Les tarifs appliqués aux producteurs intègrent également des critères de modulation afin de favoriser les produits vertueux (à travers un bonus) et de pénaliser les produits difficiles à recycler (à travers un malus). Les critères de l’éco-modulation portent notamment sur l’origine des matériaux utilisés lors de la conception, la recyclabilité des emballages, et la présence après recyclage de substances susceptibles de compromettre l’utilisation du matériau recyclé. La modulation vise tout autant à favoriser l’éco-conception des produits qu’à améliorer leur réemploi ou recyclabilité. L’article L 541-10-3 du code de l’environnement établit le cadre législatif applicable à ces modulations. Les critères, ainsi que les niveaux de modulation, sont identiques et non-discriminants entre tous les produits d’une même filière REP. L’éco-organisme fait des propositions à l’État pour fixer les niveaux des bonus et des malus, qui les accepte par arrêté.

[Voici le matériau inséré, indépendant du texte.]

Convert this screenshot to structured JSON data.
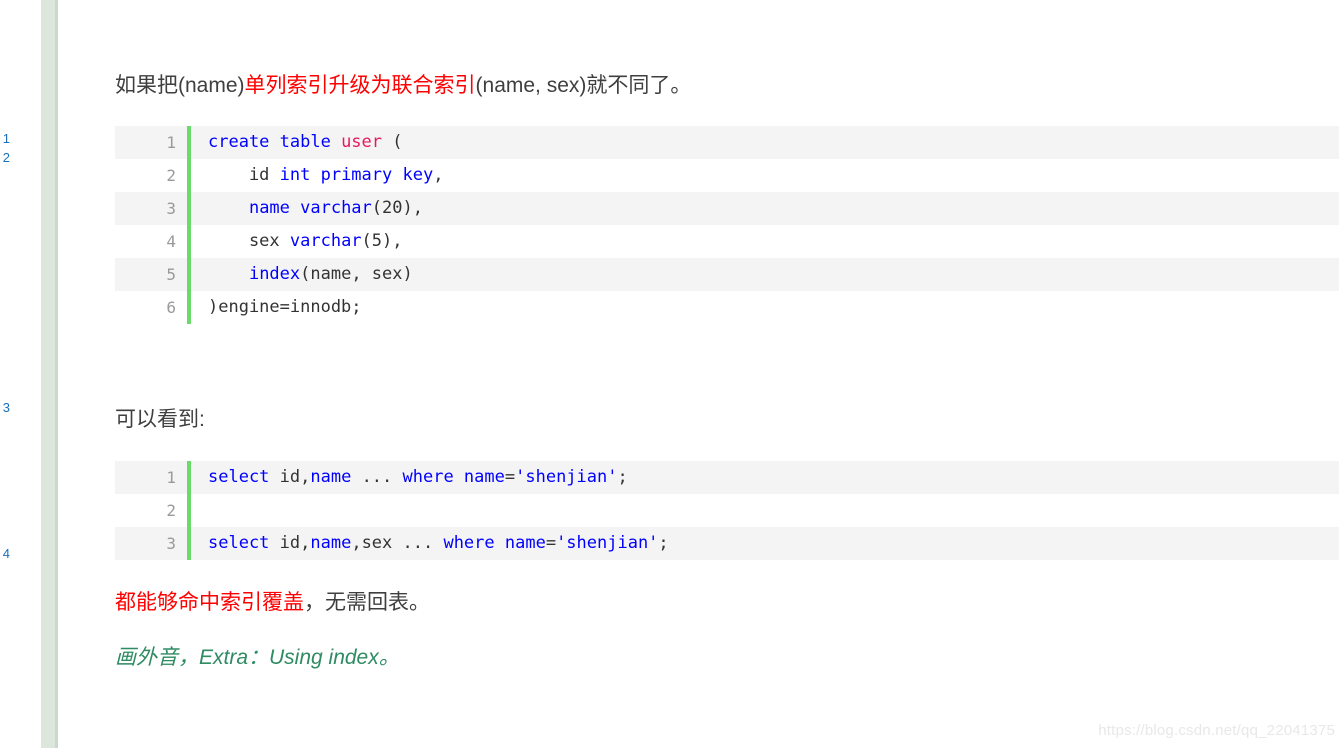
{
  "sidebar": {
    "fragments": [
      "1",
      "2",
      "3",
      "4"
    ]
  },
  "content": {
    "heading": {
      "part1": "如果把(name)",
      "part2_red": "单列索引升级为联合索引",
      "part3": "(name, sex)就不同了。"
    },
    "kanjian": "可以看到:",
    "cover": {
      "part1_red": "都能够命中索引覆盖",
      "part2": "，无需回表。"
    },
    "aside": "画外音，Extra：Using index。"
  },
  "code_block_1": {
    "lines": [
      {
        "num": "1",
        "tokens": [
          {
            "t": "create table ",
            "c": "kw"
          },
          {
            "t": "user",
            "c": "tbl"
          },
          {
            "t": " (",
            "c": "pln"
          }
        ]
      },
      {
        "num": "2",
        "tokens": [
          {
            "t": "    id ",
            "c": "pln"
          },
          {
            "t": "int primary key",
            "c": "kw"
          },
          {
            "t": ",",
            "c": "pln"
          }
        ]
      },
      {
        "num": "3",
        "tokens": [
          {
            "t": "    ",
            "c": "pln"
          },
          {
            "t": "name varchar",
            "c": "kw"
          },
          {
            "t": "(20),",
            "c": "pln"
          }
        ]
      },
      {
        "num": "4",
        "tokens": [
          {
            "t": "    sex ",
            "c": "pln"
          },
          {
            "t": "varchar",
            "c": "kw"
          },
          {
            "t": "(5),",
            "c": "pln"
          }
        ]
      },
      {
        "num": "5",
        "tokens": [
          {
            "t": "    ",
            "c": "pln"
          },
          {
            "t": "index",
            "c": "kw"
          },
          {
            "t": "(name, sex)",
            "c": "pln"
          }
        ]
      },
      {
        "num": "6",
        "tokens": [
          {
            "t": ")engine=innodb;",
            "c": "pln"
          }
        ]
      }
    ]
  },
  "code_block_2": {
    "lines": [
      {
        "num": "1",
        "tokens": [
          {
            "t": "select ",
            "c": "kw"
          },
          {
            "t": "id,",
            "c": "pln"
          },
          {
            "t": "name",
            "c": "kw"
          },
          {
            "t": " ... ",
            "c": "pln"
          },
          {
            "t": "where name",
            "c": "kw"
          },
          {
            "t": "=",
            "c": "pln"
          },
          {
            "t": "'shenjian'",
            "c": "str"
          },
          {
            "t": ";",
            "c": "pln"
          }
        ]
      },
      {
        "num": "2",
        "tokens": [
          {
            "t": "",
            "c": "pln"
          }
        ]
      },
      {
        "num": "3",
        "tokens": [
          {
            "t": "select ",
            "c": "kw"
          },
          {
            "t": "id,",
            "c": "pln"
          },
          {
            "t": "name",
            "c": "kw"
          },
          {
            "t": ",sex ... ",
            "c": "pln"
          },
          {
            "t": "where name",
            "c": "kw"
          },
          {
            "t": "=",
            "c": "pln"
          },
          {
            "t": "'shenjian'",
            "c": "str"
          },
          {
            "t": ";",
            "c": "pln"
          }
        ]
      }
    ]
  },
  "watermark": "https://blog.csdn.net/qq_22041375",
  "colors": {
    "accent_red": "#ff0000",
    "accent_green": "#2e8b62",
    "gutter_green": "#6ada6a",
    "keyword_blue": "#0000ff",
    "table_pink": "#e8185e",
    "code_alt_row": "#f4f4f4",
    "rail_band": "#dde6dd"
  }
}
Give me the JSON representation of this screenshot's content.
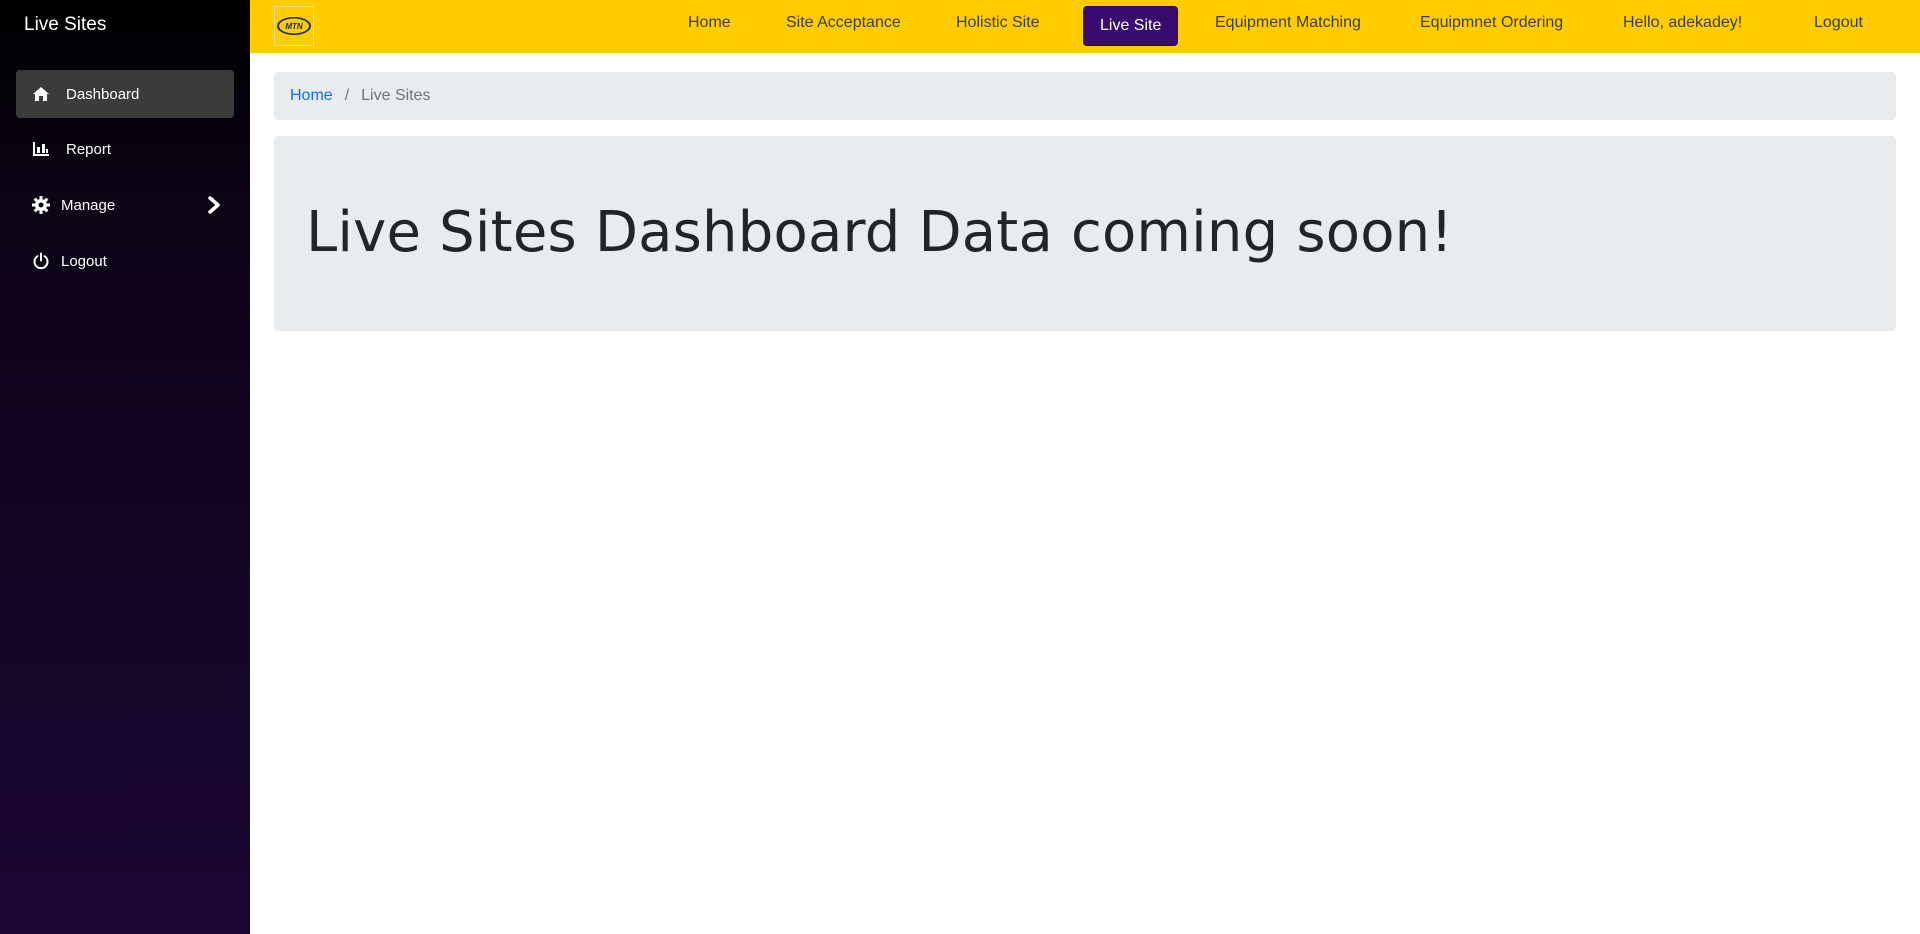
{
  "sidebar": {
    "title": "Live Sites",
    "items": [
      {
        "label": "Dashboard",
        "icon": "home-icon",
        "active": true
      },
      {
        "label": "Report",
        "icon": "bar-chart-icon"
      },
      {
        "label": "Manage",
        "icon": "gear-icon"
      },
      {
        "label": "Logout",
        "icon": "power-icon"
      }
    ]
  },
  "topbar": {
    "logo_text": "MTN",
    "links": [
      {
        "label": "Home"
      },
      {
        "label": "Site Acceptance"
      },
      {
        "label": "Holistic Site"
      },
      {
        "label": "Live Site",
        "active": true
      },
      {
        "label": "Equipment Matching"
      },
      {
        "label": "Equipmnet Ordering"
      },
      {
        "label": "Hello, adekadey!"
      },
      {
        "label": "Logout"
      }
    ]
  },
  "breadcrumb": {
    "home": "Home",
    "separator": "/",
    "current": "Live Sites"
  },
  "main": {
    "heading": "Live Sites Dashboard Data coming soon!"
  },
  "colors": {
    "navbar": "#ffcc00",
    "active_nav": "#3a0b6e",
    "sidebar_bottom": "#1a0733",
    "panel": "#e9ecef",
    "link": "#0d6efd"
  }
}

Les chiffres relatifs aux emballages ménagers transmis à votre rapporteur par Citéo qui assure une très grande partie de la filière REP Emballages ménagers sont présentés ci-après :
Évolution des tonnages de papier collecté déclaré auprès de Citéo et de l’éco-contribution
Source : Citéo
Au total, en ajoutant les éco-contributions perçues par Léko à celles perçues par Citéo auprès des metteurs sur le marché d’emballages, la somme collectée a atteint près de 850 millions d’euros selon l’Ademe en 2021. Sur ces 850 millions d’euros, 644 millions d’euros ont été reversés aux collectivités territoriales ([4]).
Les sommes perçues peuvent augmenter pour plusieurs raisons. D’une part, les tarifs de l’éco-contribution peuvent être majorés, d’autre part le nombre de produits mis sur le marché peut également augmenter, ce qui mécaniquement, à tarif égal, accroît le produit de l’éco-contribution.

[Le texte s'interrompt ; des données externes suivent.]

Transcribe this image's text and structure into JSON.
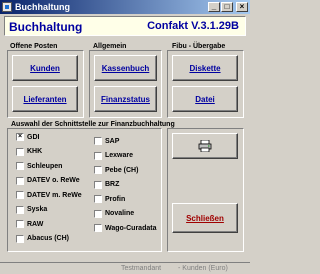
{
  "window": {
    "title": "Buchhaltung"
  },
  "header": {
    "title": "Buchhaltung",
    "version": "Confakt V.3.1.29B"
  },
  "groups": {
    "offene_posten": {
      "label": "Offene Posten",
      "buttons": [
        "Kunden",
        "Lieferanten"
      ]
    },
    "allgemein": {
      "label": "Allgemein",
      "buttons": [
        "Kassenbuch",
        "Finanzstatus"
      ]
    },
    "fibu": {
      "label": "Fibu - Übergabe",
      "buttons": [
        "Diskette",
        "Datei"
      ]
    },
    "schnittstelle": {
      "label": "Auswahl der Schnittstelle zur Finanzbuchhaltung",
      "col1": [
        "GDI",
        "KHK",
        "Schleupen",
        "DATEV o. ReWe",
        "DATEV m. ReWe",
        "Syska",
        "RAW",
        "Abacus (CH)"
      ],
      "col2": [
        "SAP",
        "Lexware",
        "Pebe (CH)",
        "BRZ",
        "Profin",
        "Novaline",
        "Wago-Curadata"
      ],
      "checked": "GDI"
    }
  },
  "actions": {
    "print_icon": "printer-icon",
    "close_label": "Schließen"
  },
  "status": {
    "mandant": "Testmandant",
    "mode": "- Kunden (Euro)"
  }
}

Dans les prochaines années, une évolution à la hausse des tarifs de l’éco-contribution est envisagée, notamment parce que la France s’est engagée à respecter les dispositions de la directive-cadre déchets modifiée qui prévoit qu’au sein de la filière à responsabilité élargie des producteurs d’emballages ménagers, ces derniers devront couvrir au moins 80 % des coûts nets optimisés de la prise en charge des déchets. Cet engagement a été repris par la loi AGEC et codifié à l’article L. 541-10-18 du code de l’environnement, qui est entré en vigueur le 1er janvier 2023 ([5]).

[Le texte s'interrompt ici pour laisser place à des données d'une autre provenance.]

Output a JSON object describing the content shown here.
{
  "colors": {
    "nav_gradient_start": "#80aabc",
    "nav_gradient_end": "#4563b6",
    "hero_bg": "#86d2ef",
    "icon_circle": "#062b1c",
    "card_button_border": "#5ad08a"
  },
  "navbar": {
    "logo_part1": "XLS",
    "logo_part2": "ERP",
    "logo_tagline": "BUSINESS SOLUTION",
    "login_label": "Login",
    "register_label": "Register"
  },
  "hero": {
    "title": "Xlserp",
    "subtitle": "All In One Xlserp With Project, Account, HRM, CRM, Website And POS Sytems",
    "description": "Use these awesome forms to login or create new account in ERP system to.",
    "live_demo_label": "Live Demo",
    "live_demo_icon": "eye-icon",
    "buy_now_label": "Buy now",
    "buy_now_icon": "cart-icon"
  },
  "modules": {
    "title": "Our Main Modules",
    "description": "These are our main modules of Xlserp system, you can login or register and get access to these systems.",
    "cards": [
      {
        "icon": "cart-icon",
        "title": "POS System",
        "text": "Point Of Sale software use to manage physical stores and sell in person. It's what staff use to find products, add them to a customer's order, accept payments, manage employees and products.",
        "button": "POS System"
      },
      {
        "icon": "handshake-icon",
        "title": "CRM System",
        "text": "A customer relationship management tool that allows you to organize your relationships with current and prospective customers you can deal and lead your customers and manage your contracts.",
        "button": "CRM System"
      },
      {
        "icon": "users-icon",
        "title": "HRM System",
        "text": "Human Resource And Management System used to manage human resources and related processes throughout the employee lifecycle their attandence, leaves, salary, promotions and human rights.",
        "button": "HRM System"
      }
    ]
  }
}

Pour garantir qu’au moins 80 % des coûts supportés par la collectivité publique sont pris en charge à travers le reversement du produit de l’éco-contribution, celle-ci augmentera pour les différents types de matériaux. Par ailleurs, la loi impose également à terme à la filière REP des emballages ménagers de prendre en charge les coûts pour les emballages jetés hors foyer qui constituent des emballages ménagers d’un point de vue matériel et les coûts de l’intégralité des emballages abandonnés ([6]).
Citéo estime que le produit total de l’éco-contribution pourrait atteindre d’ici quelques années 1 à 1,2 milliard d’euros.
C. La filière des papiers graphiques a un périmètre plus petit et RENCONTRE des difficultés
1. La filière des papiers graphiques hors presse
La filière à responsabilité élargie des producteurs des papiers imprimés et des papiers graphiques a été instituée en France en 2006. Il s’agit d’une filière nationale volontaire dans le sens où le droit européen ne l’a pas imposée. La France est le seul pays de l’Union européenne à avoir mis en place une telle filière.
Limitée aux imprimés non sollicités en 2008, elle couvre depuis le 1er janvier 2017 tous les imprimés papiers, gratuits ou non, ainsi que les publications de presse et les imprimés découlant d’une mission de service public, à l’exception des livres. Ainsi, les metteurs sur le marché de tous ces papiers doivent prendre en charge le coût de la gestion des déchets qui en sont issus.
Aujourd’hui ne sont donc pas compris dans la filière REP les livres qui en ont toujours été exemptés, ainsi que les cahiers dits façonnés et les entreprises qui ne mettent pas plus de cinq tonnes de papier annuellement sur le marché en France.
L’Agence pour la transition écologique donne des chiffres précis sur la répartition des tonnages par type de papier pour l’année 2021 et sur le champ de la filière REP :
Filière REP des papiers graphiques (gisement de 2021)
Comme pour les emballages ménagers, les metteurs sur le marché versent une éco-contribution auprès d’un éco-organisme dans le cadre de la filière REP qui a un caractère financier. En effet, le produit de l’éco-contribution est reversé aux collectivités territoriales qui ont la charge de la collecte, du tri et du recyclage des papiers. Dans les faits, les déchets papier sont jetés avec les emballages ménagers, le plus souvent dans le bac jaune, et pris en charge de la même manière par les entreprises de collecte à qui les intercommunalités ont délégué la gestion du service public.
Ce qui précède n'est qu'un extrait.